Il problema Ilva è soprattutto una mina nel campo del Movimento cinque stelle, l'artefice della modifica giuridica che ha portato alla rottura con l'investitore. Ieri il premier Conte ha incontrato i parlamentari tarantini del M5s, e con loro anche Luigi Di Maio. Le ricostruzioni parlano di un faccia a faccia molto teso, con uno scontro tra Conte e la Lezzi che sulla reintroduzione dello scudo avrebbe detto al premier «non lo voterò mai, puoi scordartelo». Indiscrezioni subito smentite dall'ufficio propaganda del movimento («Nessuna rivolta, solo una dialettica costruttiva»).

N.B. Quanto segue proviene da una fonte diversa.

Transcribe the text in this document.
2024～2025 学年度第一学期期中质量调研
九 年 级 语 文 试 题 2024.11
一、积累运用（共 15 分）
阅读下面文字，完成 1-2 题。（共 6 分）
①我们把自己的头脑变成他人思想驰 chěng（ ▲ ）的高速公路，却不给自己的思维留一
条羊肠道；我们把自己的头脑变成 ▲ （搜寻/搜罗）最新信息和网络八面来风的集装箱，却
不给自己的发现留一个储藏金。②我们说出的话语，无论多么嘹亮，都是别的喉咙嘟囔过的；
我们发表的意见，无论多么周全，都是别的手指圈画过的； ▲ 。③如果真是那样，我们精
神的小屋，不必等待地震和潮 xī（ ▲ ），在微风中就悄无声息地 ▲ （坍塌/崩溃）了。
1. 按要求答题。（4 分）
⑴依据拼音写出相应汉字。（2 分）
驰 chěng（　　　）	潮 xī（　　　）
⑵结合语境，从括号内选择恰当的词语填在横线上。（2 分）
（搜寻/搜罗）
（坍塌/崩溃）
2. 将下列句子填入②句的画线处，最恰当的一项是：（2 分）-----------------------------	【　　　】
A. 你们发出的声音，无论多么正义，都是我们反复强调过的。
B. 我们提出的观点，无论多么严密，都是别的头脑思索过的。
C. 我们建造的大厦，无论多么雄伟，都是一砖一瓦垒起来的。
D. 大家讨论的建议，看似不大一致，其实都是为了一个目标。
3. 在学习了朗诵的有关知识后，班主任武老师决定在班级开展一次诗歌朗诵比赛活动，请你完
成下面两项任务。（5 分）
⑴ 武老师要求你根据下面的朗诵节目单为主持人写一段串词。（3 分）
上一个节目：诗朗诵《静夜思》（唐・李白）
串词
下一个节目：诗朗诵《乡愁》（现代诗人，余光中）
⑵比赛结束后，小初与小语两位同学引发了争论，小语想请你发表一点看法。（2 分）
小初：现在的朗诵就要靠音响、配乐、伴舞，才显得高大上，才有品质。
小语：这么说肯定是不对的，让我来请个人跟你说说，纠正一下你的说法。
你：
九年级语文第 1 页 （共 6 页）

Sempre nel M5s c'è aria di malcontento tra i parlamentari pugliesi non invitati al confronto, quelli come Gianluigi Paragone tifano per la nazionalizzazione, su cui però frena Di Maio perché «approvarla equivale a dire agli indiani che se ne possono andare, nonostante abbiano firmato un contratto. Devono restare qui. Andremo contro di loro in giudizio, c'è un cautelare che nei prossimi giorni depositeremo». Il leader politico del M5s è consapevole che sulla questione Ilva il governo si gioca la sopravvivenza. Nella riunione con Conte avrebbe detto che se la maggioranza si rompesse su un voto di fiducia in aula sullo scudo, sarebbe la crisi di governo.

Concetto che Di Maio ripete in modo più soft davanti alle telecamere di Rete4: «Se Pd e Italia viva presentano l'emendamento è un problema enorme».